“L’uomo che ama” di Maria Sole Tognazzi, ha avuto l’onore di aprire il Festival Internazionale del Film di Roma 2008, cosa che lo ha messo sotto il tiro incrociato e inesorabile dei critici cinematografici che, chissà perché, dopo il trionfo italiano a Cannes, ora pretendono che il cinema italiano sforni un capolavoro dietro l’altro. “L’uomo che ama” di Maria Sole Tognazzi (figlia d’arte) è invece solo un buon film con diversi meriti e qualche limite, tra questi ultimi una sceneggiatura troppo esile, che non riesce a dare slancio alla storia, soprattutto a quella etero. Nel film, infatti, abbiamo anche una storia gay che, a differenza di quanto affermato da Dario Zonta, critico dell’Unità, non è una “sorta di quota gay, ormai in voga nel cinema italiano”, ma una parte essenziale del film, determinante per comprenderne appieno la tematica (l’uomo che ama) e lo sviluppo psicologico del protagonista.
Roberto (Pier Francesco Favino) è un agiato farmacista che convive con Alba (Monica Bellucci) senza esserne veramente innamorato. Ha un fratello gay, Carlo (Michele Alhaique), al quale è molto legato, che invece è innamoratissimo di Yuri (Glen Blackhall). Sarà proprio la grande prova d’amore che Carlo dimostrerà verso il suo compagno che contribuirà a muovere le acque nella vita stagnante di Roberto.
Grande merito, almeno per noi, di questo film è proprio quello di presentarci una intensa storia d’amore gay perfettamente integrata e sostanziale nella struttura del film. Finora, in Italia, ci era riuscito solo Ozpetek, e i riferimenti al suo cinema sono quasi obbligati davanti a quest’opera intimista, storia di sentimenti e desideri che riempiono la nostra quotidianità.
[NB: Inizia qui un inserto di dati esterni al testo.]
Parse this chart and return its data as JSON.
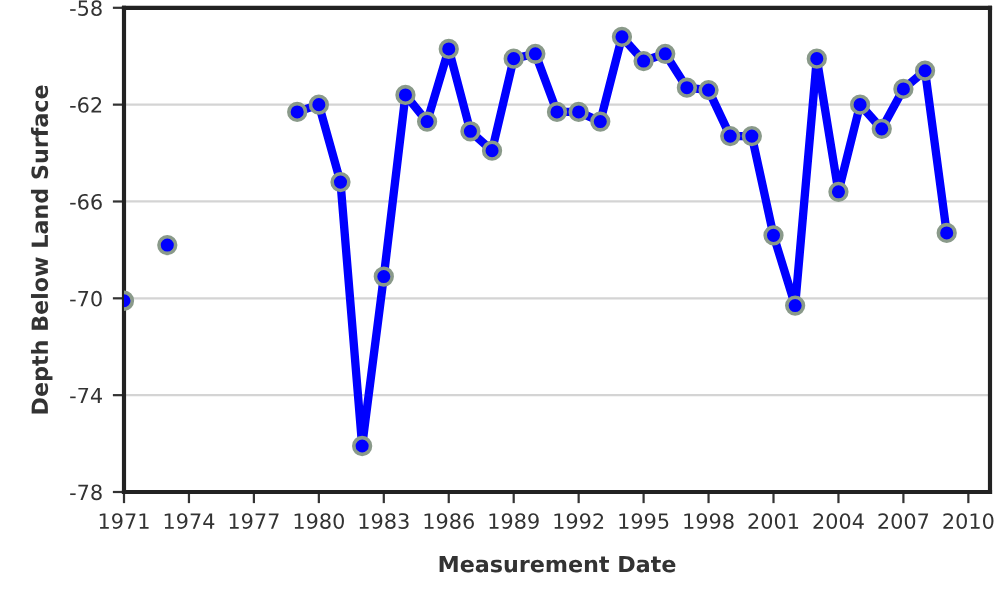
{
  "chart_data": {
    "type": "line",
    "xlabel": "Measurement Date",
    "ylabel": "Depth Below Land Surface",
    "x": [
      1971,
      1972,
      1973,
      1976,
      1979,
      1980,
      1981,
      1982,
      1983,
      1984,
      1985,
      1986,
      1987,
      1988,
      1989,
      1990,
      1991,
      1992,
      1993,
      1994,
      1995,
      1996,
      1997,
      1998,
      1999,
      2000,
      2001,
      2002,
      2003,
      2004,
      2005,
      2006,
      2007,
      2008,
      2009
    ],
    "series": [
      {
        "color": "#0000ff",
        "values": [
          -70.1,
          null,
          -67.8,
          null,
          -62.3,
          -62.0,
          -65.2,
          -76.1,
          -69.1,
          -61.6,
          -62.7,
          -59.7,
          -63.1,
          -63.9,
          -60.1,
          -59.9,
          -62.3,
          -62.3,
          -62.7,
          -59.2,
          -60.2,
          -59.9,
          -61.3,
          -61.4,
          -63.3,
          -63.3,
          -67.4,
          -70.3,
          -60.1,
          -65.6,
          -62.0,
          -63.0,
          -61.35,
          -60.6,
          -67.3
        ]
      }
    ],
    "xlim": [
      1971,
      2011
    ],
    "xticks": [
      1971,
      1974,
      1977,
      1980,
      1983,
      1986,
      1989,
      1992,
      1995,
      1998,
      2001,
      2004,
      2007,
      2010
    ],
    "ylim": [
      -78,
      -58
    ],
    "yticks": [
      -78,
      -74,
      -70,
      -66,
      -62,
      -58
    ],
    "grid": "y",
    "marker": "circle",
    "line_style": "solid",
    "legend": false
  }
}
Definire questo film un film gay non è azzardato. Un’opera gay non deve essere un’opera che taglia fuori tutto quello che non è gay. Al contrario, per non cadere nello stesso peccato del cinema che da sempre ci esclude, deve essere un film capace di guardare alla realtà nel suo complesso, nella sua varietà, senza pregiudizi o censure precostituite.
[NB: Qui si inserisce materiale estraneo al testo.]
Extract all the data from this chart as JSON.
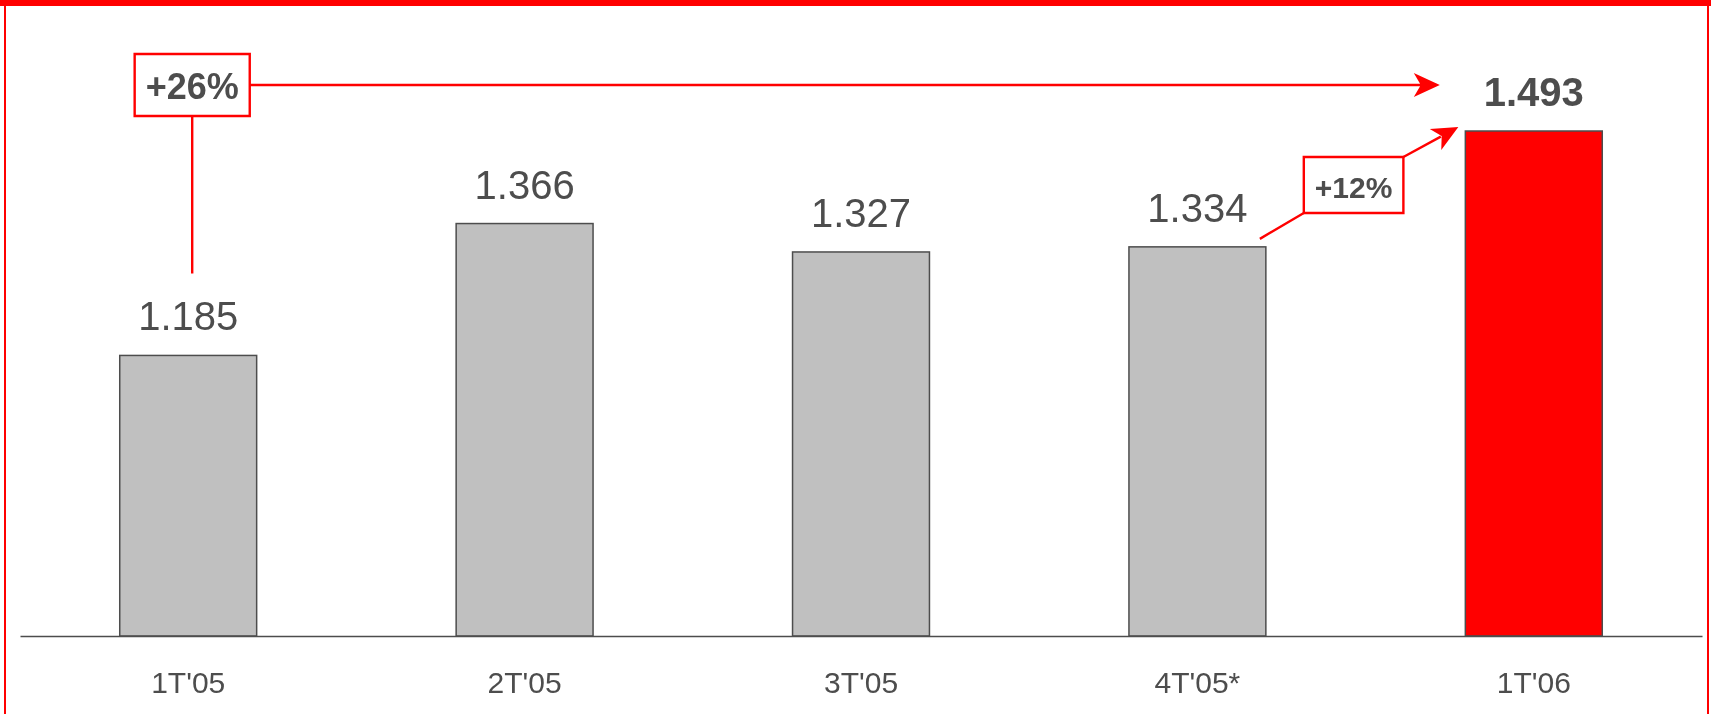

Carlo ci è presentato come una persona assolutamente normale, perfettamente inserito nella famiglia e nell’ambiente, coi problemi di tutti, il lavoro soprattutto, e la fortuna di avere incontrato l’amore, quello che può durare tutta la vita. Quando decide che è venuto il momento di fare il coming out in famiglia, lo fa con una semplicità disarmante (anche se a noi è venuta la pelle d’oca) e la reazione dei genitori settantenni è da manuale. La lettera che lascia al fratello prima di essere operato (scusate se qui ci siamo lasciati vincere dall’emozione) ci conferma che siamo davanti ad un personaggio con una statura morale invidiabile. L’esempio di vita e d’amore che offre al fratello etero non può lasciare quest’ultimo indifferente. L’uomo che ama esiste, ce l’ha davanti. Ma ad amare, si sa, bisogna essere in due…
Un breve cenno alla struttura del film, che alcuni critici hanno giudicato superflua, e che invece a noi è sembrata aiutare molto la riflessione, dilatandola, su quanto avviene sullo schermo. Il film infatti, evitando i flashback, ci mostra all’inizio la storia che invece sarà la conclusione della vicenda. Questa cosa non toglie interesse, anzi l’accentua perché ci permette di comprendere meglio, col senno di poi, quanto sta accadendo. Purtroppo questa cosa è possibile solo al cinema.
Ci sembra doveroso un grosso grazie a Maria Sole Tognazzi che, contrariamente ad altri che si sono detti stanchi di richiamarsi al mondo gay, ha coraggiosamente scelto di usarci come pietra di paragone, come modello, proprio nel terreno, quello dell’amore di coppia, che trova ancora tanti assurdi ostacoli nella nostra legislazione.
Non possiamo evitare una meritata lode anche a tutti i protagonisti del film, Favino in testa (che ci regala pure una bella panoramica del suo posteriore proprio all’inizio del film), ma anche al convinto Michele Alhaique, alle sfortunate Bellucci e Rappoport e ai favolosi genitori Piera Degli Esposti e Arnaldo Ninchi (che tutti vorremmo adottare).